Killing Them Softly

In Films, K by David Watson

“America’s not a country. It’s a business. Now f*cking pay me.”

“America’s
not a country. It’s a
business. Now f*cking pay
me.”

No shots are fired, no beatings administered but when
cool, ruthless enforcer Jackie Cogan (Brad
Pitt
) tells his Mob handler (Richard
Jenkins
) the facts of life in a New Orleans bar on the eve of Obama’s
election while the US (and indeed the world) spirals into financial meltdown,
it feels like the most violent scene in an already wincingly violent
movie. As Jenkins procrastinates
and tries to explain to Pitt that theirs is a business of relationships, Pitt
simply scoffs: “I live in America.
And in America, you’re on your own.”

Adapted from The
Friends Of Eddie Coyle
author George
V. Higgins’
hard-as-nails crime novel Cogan’s
Trade
and updated from ‘70s Boston to post-Katrina New Orleans, everyone is
on their own in Australian writer/director Andrew
Dominik’s
second collaboration with star Brad Pitt, Killing Them Softly.
Low-level mobster Johnny (Vincent
Curatola
) hires bozos Frankie (Scoot
McNairy
) and Russell (Ben Mendelsohn)
to knock over the high-stakes poker game run by Markie Trattman (Ray Liotta) reasoning that, as Markie
once robbed his own game and got away with it, suspicion will fall on him and
he’ll take the fall. Richard
Jenkins’ middle management fixer tasks Pitt’s shrewd professional Cogan with
investigating and resolving the situation. An example has to be made, confidence must be restored. Guilty or innocent, Trattman has to be
whacked. And Frankie, Russell and
Johnny can’t be too far behind.
Cogan knows Johnny personally however so he sub-contracts the job to
legendary hitman and friend New York Mickey (James Gandolfini). But
the alcoholic Mickey is way past his best. He’s in the grip of a messy breakdown and more interested in
booze and hookers than doing his job.
Increasingly exasperated by the lack of professionalism he has to deal
with, it falls to Cogan to set things right.
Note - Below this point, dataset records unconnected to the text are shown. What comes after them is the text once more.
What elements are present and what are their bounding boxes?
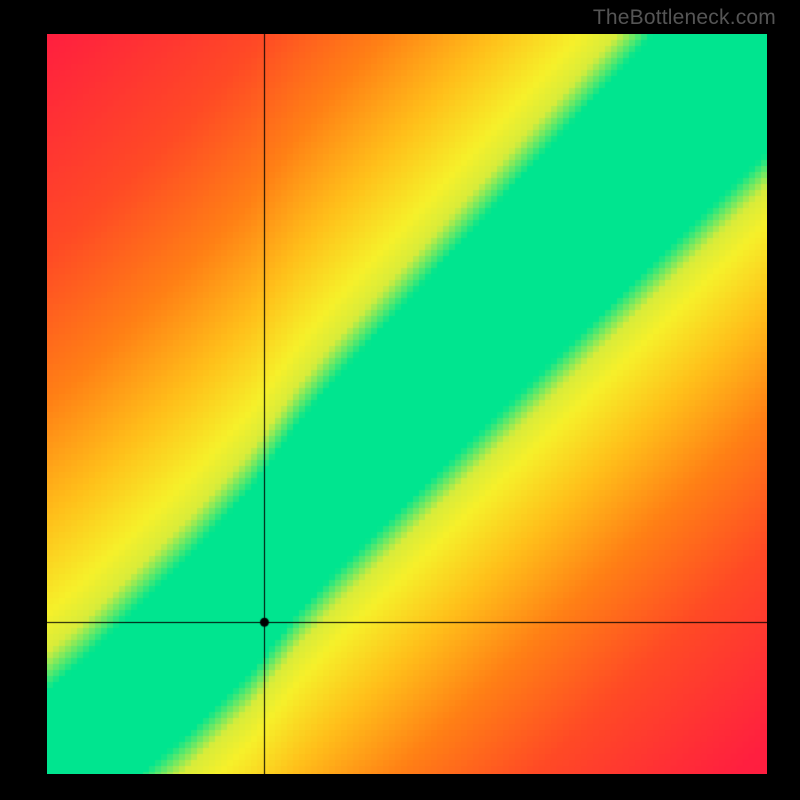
chart-container: TheBottleneck.com: [0, 0, 800, 800]
bottleneck-heatmap: [47, 34, 767, 774]
watermark-text: TheBottleneck.com: [593, 6, 776, 30]
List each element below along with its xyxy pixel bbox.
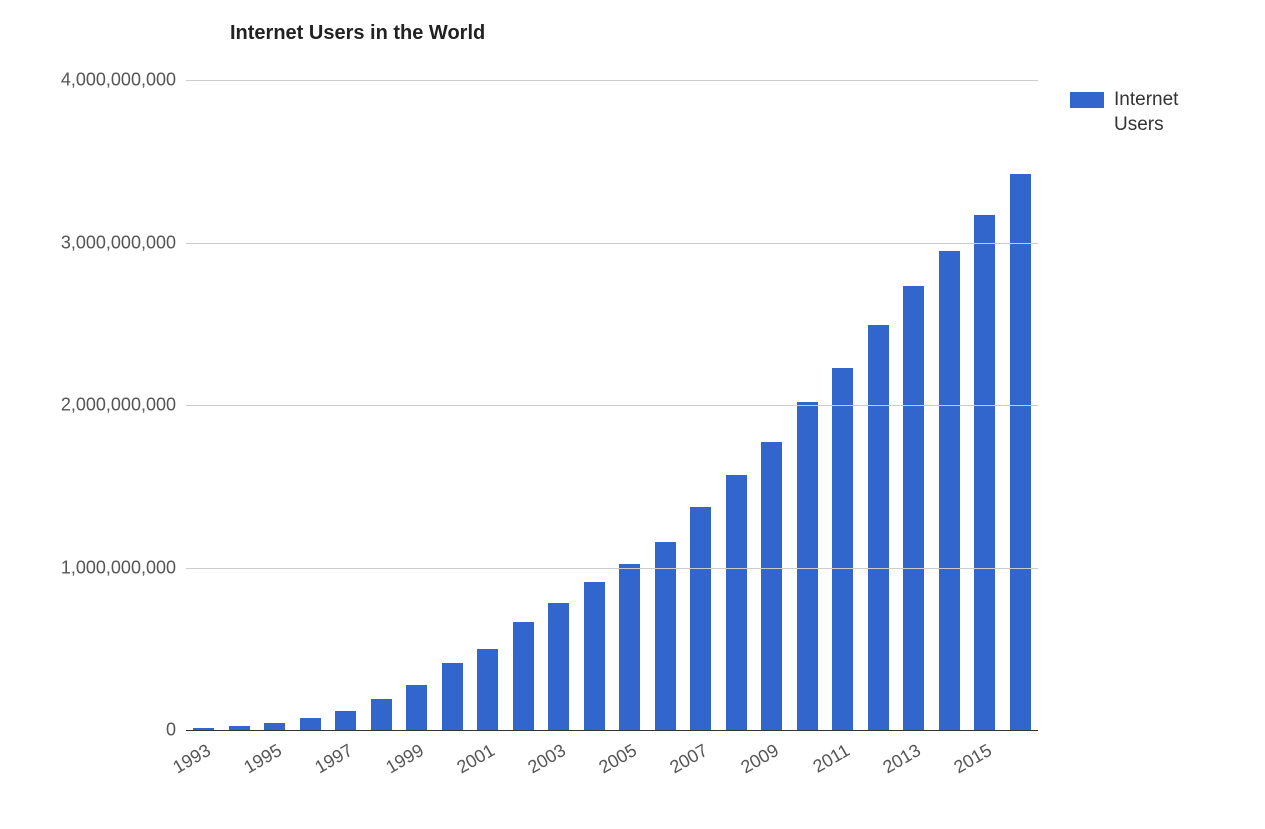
legend-label: Internet Users <box>1114 88 1224 137</box>
bar <box>371 699 392 730</box>
bar <box>761 442 782 730</box>
y-tick-label: 0 <box>166 720 176 741</box>
y-tick-label: 3,000,000,000 <box>61 232 176 253</box>
bar <box>832 368 853 730</box>
bar <box>868 325 889 730</box>
y-tick-label: 2,000,000,000 <box>61 395 176 416</box>
y-tick-label: 4,000,000,000 <box>61 70 176 91</box>
legend-swatch <box>1070 92 1104 108</box>
chart-title: Internet Users in the World <box>230 22 485 45</box>
x-tick-label: 2011 <box>809 740 853 778</box>
bar <box>584 582 605 730</box>
bar <box>513 622 534 730</box>
x-tick-label: 2003 <box>524 740 569 778</box>
x-tick-label: 2015 <box>950 740 995 778</box>
plot-inner: 01,000,000,0002,000,000,0003,000,000,000… <box>186 80 1038 730</box>
x-tick-label: 2005 <box>595 740 640 778</box>
bar <box>619 564 640 730</box>
bar <box>797 402 818 730</box>
bar <box>903 286 924 730</box>
legend: Internet Users <box>1070 88 1224 137</box>
bar <box>690 507 711 730</box>
x-tick-label: 1993 <box>169 740 214 778</box>
bar <box>655 542 676 731</box>
bar <box>1010 174 1031 730</box>
gridline <box>186 405 1038 406</box>
bar <box>974 215 995 730</box>
bar <box>335 711 356 731</box>
x-tick-label: 1995 <box>240 740 285 778</box>
x-axis-baseline <box>186 730 1038 731</box>
x-tick-label: 1997 <box>311 740 356 778</box>
x-tick-label: 2013 <box>879 740 924 778</box>
plot-area: 01,000,000,0002,000,000,0003,000,000,000… <box>186 80 1038 730</box>
x-tick-label: 1999 <box>382 740 427 778</box>
x-tick-label: 2007 <box>666 740 711 778</box>
bar <box>442 663 463 730</box>
bar <box>548 603 569 730</box>
bar <box>726 475 747 730</box>
bar <box>300 718 321 731</box>
gridline <box>186 80 1038 81</box>
x-tick-label: 2009 <box>737 740 782 778</box>
gridline <box>186 243 1038 244</box>
bar <box>406 685 427 731</box>
gridline <box>186 568 1038 569</box>
y-tick-label: 1,000,000,000 <box>61 557 176 578</box>
x-tick-label: 2001 <box>453 740 498 778</box>
chart-container: Internet Users in the World 01,000,000,0… <box>0 0 1265 829</box>
bar <box>264 723 285 730</box>
bar <box>477 649 498 730</box>
bar <box>939 251 960 730</box>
Tough, stylish and grimly nihilistic, Killing Them Softly is a violent, bleakly funny, crime parable which,
after his lush, beautiful, melancholic ode to the passing of the Old West, The Assassination Of Jesse James By The
Coward Robert Ford
, feels closer in spirit and execution to Dominik’s first
film, the darkly funny Chopper. Unlike the cheerfully demented Chopper
however, Pitt’s laconic Cogan is all business. And doing business is what the film is all about. Just as America’s economy is imploding,
the bottom-feeding criminals of Cogan’s world are also being forced to tighten
their belts; murder’s just the cost of doing business but even that cost is
being driven down due to recession.
While Dominik may hammer home his political points a little unsubtly
(almost every scene of note has a TV or radio somewhere in the background
providing electioneering commentary) his tight, authentic dialogue sings off
the page with some of Gandolfini’s monologues brilliantly judged while Cogan’s
climactic dissection of America is stunning and provocative; the souring of the
American Dream set in stone.

Visually and aurally, Killing
Them Softly
stuns.
Post-Katrina, the derelict washed out streets of New Orleans where the
film plays out, glisten with rot and malice. The assorted hoods and their gas-guzzling cars are
throwbacks to a bygone age; dinosaurs in a modern world. Russell’s slo-mo drug-addled
perceptions of a world filled with distorted sound, vision and time are fun and
the set-piece scenes of violence, the beatings and shootings, are sudden,
surprising and sickening with only one, the slow-motion execution of one victim
in a blizzard of bullets and broken glass, rendered almost abstract by its
beauty.

As you’d expect the performances are nigh on perfect. Gandolfini and Mendelsohn provide some
much-needed light relief in the darkness, Mendelson’s befuddled Aussie junkie
Russell in particular is an inspired creation, and Jenkins stressed, nebbish
Mob middleman could be any visiting area manager of a large corporation. As the doomed Trattman, Liotta invests
his character with a tragic, wounded nobility while Scoot McNairy delivers a
whiny, nervy Frankie, a sympathetic loser in way over his head who’s just
trying to stay alive. It’s Pitt
who dominates the film though from the moment his leather-jacketed shark Cogan
enters the film to Johnny Cash’s The Man
Comes Around
. It’s a tight,
nuanced performance which may finally see Pitt get the Oscar he should have got
last year for Moneyball.

Harsh, brutal and unforgiving, Killing Them Softly is a gritty, jaundiced vision of America in
turmoil that may just be the finest American film of the year.